In a swift response to escalating user concerns, Microsoft has released an emergency update to address a critical issue stemming from the May 13, 2025, Windows 10 security update (KB5058379). This update inadvertently triggered BitLocker recovery prompts, leading to boot loops and system inaccessibility for numerous users.
The Unfolding Crisis
The problematic update primarily affected systems running Windows 10 22H2 and Windows 10 Enterprise LTSC 2021, especially those equipped with 10th generation or newer Intel vPro processors with Intel Trusted Execution Technology (TXT) enabled. Upon installation, the update caused the Local Security Authority Subsystem Service (LSASS) to terminate unexpectedly, prompting an automatic repair sequence that led to BitLocker recovery screens.
Users found themselves locked out of their systems, unable to proceed without the BitLocker recovery key—a situation particularly dire for those without immediate access to this key. The issue predominantly impacted enterprise environments, as consumer devices typically do not utilize Intel vPro processors.
Microsoft's Emergency Response
Acknowledging the severity of the situation, Microsoft released an out-of-band update, KB5061768, on May 19, 2025. This cumulative update aims to rectify the boot loop and BitLocker recovery issues introduced by the earlier patch. Notably, KB5061768 is not available through the standard Windows Update channel; affected users must manually download and install it via the Microsoft Update Catalog.
To apply the fix, Microsoft advises the following steps:
- Temporarily disable Intel VT for Direct I/O (VTD or VTX) and Intel TXT in the BIOS/UEFI settings. This action will require entering the BitLocker recovery key.
- Install the KB5061768 update.
- After restarting Windows, re-enable Intel VT for Direct I/O and TXT in the BIOS/UEFI settings, which will again prompt for the BitLocker recovery key.

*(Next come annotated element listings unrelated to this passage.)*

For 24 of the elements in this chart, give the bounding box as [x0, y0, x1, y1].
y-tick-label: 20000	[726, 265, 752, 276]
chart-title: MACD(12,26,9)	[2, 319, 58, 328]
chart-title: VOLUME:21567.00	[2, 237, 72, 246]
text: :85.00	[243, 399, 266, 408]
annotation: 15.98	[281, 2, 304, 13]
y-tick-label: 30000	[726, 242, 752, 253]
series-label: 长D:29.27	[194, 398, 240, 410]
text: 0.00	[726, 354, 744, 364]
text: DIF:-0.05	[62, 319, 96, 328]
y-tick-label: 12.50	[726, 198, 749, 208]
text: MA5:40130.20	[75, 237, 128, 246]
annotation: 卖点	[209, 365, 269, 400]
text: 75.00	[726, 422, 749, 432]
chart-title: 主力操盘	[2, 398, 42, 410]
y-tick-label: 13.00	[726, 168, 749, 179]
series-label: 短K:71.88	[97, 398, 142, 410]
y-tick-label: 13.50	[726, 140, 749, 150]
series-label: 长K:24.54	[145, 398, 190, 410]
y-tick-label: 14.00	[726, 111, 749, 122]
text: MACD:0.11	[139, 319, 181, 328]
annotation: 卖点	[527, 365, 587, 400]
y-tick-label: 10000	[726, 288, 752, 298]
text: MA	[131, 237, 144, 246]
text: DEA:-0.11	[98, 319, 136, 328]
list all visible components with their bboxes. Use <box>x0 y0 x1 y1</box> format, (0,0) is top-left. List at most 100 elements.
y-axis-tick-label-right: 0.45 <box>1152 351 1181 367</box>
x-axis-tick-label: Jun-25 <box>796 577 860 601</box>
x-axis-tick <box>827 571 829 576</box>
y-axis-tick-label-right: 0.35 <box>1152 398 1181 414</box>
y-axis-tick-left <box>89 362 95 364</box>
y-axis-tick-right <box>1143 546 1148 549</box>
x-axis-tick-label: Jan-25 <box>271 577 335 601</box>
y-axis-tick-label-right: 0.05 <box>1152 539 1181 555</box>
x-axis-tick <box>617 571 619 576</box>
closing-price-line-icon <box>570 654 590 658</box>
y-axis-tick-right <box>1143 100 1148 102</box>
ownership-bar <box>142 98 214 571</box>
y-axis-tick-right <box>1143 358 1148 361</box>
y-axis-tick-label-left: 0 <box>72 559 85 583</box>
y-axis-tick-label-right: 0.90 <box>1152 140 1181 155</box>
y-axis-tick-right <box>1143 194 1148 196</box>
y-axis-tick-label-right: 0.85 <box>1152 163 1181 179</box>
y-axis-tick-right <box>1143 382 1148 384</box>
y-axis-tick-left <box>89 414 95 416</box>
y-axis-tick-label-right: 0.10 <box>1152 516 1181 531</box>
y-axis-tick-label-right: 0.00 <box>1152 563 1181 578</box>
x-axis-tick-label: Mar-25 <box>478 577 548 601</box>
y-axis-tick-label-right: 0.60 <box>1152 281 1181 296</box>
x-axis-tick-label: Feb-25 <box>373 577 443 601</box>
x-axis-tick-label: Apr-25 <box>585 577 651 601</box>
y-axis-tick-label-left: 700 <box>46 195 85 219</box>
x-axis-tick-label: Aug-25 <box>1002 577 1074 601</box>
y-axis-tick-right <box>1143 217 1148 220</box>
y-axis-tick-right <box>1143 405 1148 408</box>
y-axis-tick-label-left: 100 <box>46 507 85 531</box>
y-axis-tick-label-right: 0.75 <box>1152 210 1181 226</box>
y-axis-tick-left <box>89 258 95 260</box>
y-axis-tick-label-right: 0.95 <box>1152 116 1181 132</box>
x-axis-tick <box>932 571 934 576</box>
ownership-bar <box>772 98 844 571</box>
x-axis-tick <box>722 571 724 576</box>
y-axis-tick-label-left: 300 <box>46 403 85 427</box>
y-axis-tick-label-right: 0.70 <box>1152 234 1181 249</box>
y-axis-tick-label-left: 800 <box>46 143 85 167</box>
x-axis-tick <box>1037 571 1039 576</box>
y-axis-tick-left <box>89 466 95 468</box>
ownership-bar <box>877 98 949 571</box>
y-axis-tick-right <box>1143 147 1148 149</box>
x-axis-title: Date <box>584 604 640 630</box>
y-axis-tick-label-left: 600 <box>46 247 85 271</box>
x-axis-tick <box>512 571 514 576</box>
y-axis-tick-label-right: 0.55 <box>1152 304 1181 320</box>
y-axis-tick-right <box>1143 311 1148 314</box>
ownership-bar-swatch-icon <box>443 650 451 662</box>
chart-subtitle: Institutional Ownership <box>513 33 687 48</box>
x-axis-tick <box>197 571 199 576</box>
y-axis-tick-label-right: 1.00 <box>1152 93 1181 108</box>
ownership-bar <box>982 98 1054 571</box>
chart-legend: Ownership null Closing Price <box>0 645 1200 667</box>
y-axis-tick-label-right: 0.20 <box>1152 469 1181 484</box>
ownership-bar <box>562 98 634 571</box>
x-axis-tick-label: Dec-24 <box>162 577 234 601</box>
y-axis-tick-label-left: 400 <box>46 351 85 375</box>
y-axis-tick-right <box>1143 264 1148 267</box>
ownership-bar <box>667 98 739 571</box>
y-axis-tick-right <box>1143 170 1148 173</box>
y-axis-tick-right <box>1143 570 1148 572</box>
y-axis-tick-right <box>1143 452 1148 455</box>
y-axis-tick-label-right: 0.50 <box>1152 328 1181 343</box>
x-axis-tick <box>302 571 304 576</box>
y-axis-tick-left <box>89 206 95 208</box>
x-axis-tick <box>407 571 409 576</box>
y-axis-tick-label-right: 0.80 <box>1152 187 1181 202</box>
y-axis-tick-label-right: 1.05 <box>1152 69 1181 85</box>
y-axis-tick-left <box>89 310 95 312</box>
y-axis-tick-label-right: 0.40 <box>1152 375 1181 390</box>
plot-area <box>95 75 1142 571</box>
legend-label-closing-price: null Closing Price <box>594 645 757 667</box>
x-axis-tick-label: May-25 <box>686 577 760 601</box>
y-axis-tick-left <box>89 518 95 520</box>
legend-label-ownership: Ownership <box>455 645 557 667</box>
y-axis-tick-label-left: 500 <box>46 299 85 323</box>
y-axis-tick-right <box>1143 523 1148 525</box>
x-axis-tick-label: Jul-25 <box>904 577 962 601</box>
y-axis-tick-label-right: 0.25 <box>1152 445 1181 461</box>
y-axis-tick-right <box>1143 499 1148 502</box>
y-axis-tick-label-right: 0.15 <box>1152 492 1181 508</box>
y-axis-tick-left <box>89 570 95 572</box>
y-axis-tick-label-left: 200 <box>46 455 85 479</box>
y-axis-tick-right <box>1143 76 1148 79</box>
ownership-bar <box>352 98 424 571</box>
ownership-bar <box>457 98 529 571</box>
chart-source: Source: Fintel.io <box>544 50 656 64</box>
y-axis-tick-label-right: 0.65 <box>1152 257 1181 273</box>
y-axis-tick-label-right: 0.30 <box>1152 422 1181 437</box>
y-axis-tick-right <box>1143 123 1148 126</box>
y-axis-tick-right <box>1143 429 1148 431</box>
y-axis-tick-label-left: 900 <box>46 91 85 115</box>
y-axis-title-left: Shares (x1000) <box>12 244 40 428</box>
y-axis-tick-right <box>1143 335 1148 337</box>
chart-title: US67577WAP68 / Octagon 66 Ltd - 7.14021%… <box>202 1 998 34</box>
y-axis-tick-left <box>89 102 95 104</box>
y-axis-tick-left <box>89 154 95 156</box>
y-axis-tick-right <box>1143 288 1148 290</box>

Implications and Precautions
This incident underscores the complexities of system updates and the potential for unintended consequences, particularly in enterprise settings with advanced security configurations. Users are urged to ensure they have access to their BitLocker recovery keys and to exercise caution when applying system updates.
For those unable to install the emergency update immediately, Microsoft suggests disabling Intel TXT in the BIOS as a temporary workaround. However, this approach also necessitates the BitLocker recovery key and may compromise certain security features.